Anak lelaki berponi tidak mengerti apa yang diucapkan gadis ikal ini, tetapi ia lega bahwa gadis ini yang menghampirinya, yang diharapkannya bukan orang asing atau orang berbahaya yang akan berbuat celaka. Ia pun mengikuti kemana gadis itu pergi.
Sempat gadis itu mengajak bicara, namun anak lelaki berponi memasang wajah bingung karena benar-benar tidak mengerti dengan bahasa yang digunakan.

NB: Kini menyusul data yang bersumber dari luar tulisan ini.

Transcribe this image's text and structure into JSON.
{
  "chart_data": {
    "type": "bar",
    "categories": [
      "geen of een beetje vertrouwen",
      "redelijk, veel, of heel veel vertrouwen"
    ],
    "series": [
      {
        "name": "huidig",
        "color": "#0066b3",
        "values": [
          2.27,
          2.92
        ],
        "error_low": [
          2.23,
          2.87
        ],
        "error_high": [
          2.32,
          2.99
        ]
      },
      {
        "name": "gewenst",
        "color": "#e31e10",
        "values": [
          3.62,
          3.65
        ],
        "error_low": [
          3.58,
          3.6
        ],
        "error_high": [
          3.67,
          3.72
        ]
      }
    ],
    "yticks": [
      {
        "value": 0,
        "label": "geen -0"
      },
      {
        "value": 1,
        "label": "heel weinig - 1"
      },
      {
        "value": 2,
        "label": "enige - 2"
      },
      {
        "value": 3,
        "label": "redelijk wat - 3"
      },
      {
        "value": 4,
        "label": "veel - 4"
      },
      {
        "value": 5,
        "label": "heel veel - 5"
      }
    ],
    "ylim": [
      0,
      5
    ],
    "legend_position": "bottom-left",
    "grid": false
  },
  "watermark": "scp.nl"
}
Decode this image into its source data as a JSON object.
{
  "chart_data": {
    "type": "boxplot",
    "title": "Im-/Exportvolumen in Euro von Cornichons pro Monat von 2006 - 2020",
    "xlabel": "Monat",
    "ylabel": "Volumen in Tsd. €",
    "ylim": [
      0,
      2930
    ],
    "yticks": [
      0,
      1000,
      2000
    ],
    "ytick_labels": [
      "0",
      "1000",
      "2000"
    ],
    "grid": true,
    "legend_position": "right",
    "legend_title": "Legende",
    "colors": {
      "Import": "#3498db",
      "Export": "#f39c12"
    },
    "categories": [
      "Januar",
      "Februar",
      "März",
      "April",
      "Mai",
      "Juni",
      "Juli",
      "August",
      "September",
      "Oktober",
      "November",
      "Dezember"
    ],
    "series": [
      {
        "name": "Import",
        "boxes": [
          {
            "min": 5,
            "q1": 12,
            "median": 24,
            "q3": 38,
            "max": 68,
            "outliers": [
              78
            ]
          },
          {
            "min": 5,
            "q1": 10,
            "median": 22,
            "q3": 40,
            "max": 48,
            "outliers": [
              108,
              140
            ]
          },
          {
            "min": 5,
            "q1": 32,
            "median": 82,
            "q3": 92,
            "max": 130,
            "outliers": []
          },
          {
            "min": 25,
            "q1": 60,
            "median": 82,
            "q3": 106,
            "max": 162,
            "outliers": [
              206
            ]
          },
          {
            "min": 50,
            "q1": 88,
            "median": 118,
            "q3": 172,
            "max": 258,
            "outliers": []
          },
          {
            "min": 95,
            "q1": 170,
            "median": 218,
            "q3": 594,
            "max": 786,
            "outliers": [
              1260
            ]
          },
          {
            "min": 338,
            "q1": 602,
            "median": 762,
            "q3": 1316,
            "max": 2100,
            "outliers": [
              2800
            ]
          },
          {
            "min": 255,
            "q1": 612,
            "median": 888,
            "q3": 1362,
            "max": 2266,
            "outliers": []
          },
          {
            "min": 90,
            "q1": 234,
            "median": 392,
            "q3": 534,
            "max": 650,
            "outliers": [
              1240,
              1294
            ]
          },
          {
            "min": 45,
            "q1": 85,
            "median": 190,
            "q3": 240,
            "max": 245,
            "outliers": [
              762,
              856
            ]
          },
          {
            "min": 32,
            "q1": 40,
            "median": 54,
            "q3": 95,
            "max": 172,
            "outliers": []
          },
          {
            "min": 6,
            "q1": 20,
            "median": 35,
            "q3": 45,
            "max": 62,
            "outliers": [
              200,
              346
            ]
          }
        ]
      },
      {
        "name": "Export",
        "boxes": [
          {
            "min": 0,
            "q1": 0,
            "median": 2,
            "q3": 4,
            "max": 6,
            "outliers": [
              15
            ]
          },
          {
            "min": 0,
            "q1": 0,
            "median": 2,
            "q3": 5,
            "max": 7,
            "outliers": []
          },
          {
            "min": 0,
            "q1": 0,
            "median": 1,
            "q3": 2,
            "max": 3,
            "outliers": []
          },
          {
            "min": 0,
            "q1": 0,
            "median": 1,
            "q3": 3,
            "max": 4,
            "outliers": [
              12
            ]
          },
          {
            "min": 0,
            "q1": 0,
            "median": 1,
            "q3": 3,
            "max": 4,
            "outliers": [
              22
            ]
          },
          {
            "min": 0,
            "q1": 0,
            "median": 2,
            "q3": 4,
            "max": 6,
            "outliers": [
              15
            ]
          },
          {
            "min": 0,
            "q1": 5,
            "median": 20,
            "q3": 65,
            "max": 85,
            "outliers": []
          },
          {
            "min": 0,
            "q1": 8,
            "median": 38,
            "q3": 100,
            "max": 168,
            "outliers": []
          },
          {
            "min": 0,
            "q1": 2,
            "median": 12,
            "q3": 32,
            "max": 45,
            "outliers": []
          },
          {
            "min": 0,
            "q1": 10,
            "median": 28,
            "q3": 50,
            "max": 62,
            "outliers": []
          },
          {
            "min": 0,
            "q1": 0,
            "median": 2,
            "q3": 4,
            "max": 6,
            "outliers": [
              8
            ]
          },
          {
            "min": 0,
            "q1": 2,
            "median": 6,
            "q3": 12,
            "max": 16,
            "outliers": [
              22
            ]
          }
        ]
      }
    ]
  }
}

Seketika bahagia saat rumah sederhana gadis ikal sudah terlihat, berseru memanggil sesuatu pada lelaki dewasa di depan rumah itu yang tidak lain adalah ayahnya.
Sang ayah yang terlihat akan pamit pada pria berpeci, menoleh oleh seruan yang memanggilnya, terkejut dengan kedatangan putra sulung yang berhambur memeluknya.
"Oh, anak Bapak? Dia sepertinya tersesat. Ada luka juga di mukanya," kata gadis berambut ikal ketika ayahnya anak lelaki berponi itu bingung kenapa anaknya datang tanpa sepengetahuannya.
Gadis berambut ikal kemudian membantu pria berpeci yang merupakan kakeknya untuk ke dalam rumah mengobati luka anak lelaki berponi. Ucapan terima kasih dan elusan kepala ia terima dari ayah anak lelaki berponi setelah luka sudah dibaluti dengan kain kasa.
Keesokan harinya, anak lelaki berponi diizinkan ayahnya untuk ikut ke rumah gadis ikal. Membawa sebuah kotak makanan dan secarik kertas yang bertulisan 'Terima Kasih untuk kemarin'. Ia sudah meminta ayahnya untuk mengajari beberapa kata dari bahasa tempatnya berada saat ini.
"Sama-sama," balas gadis itu dengan senyum malu-malu saat menerima secarik kertas itu, kemudian mengajak bermain masak-masakkan. Namun, geraknya terhenti seperti menyadari sesuatu, menghampiri kakeknya yang sedang bicara pada ayah anak lelaki berponi.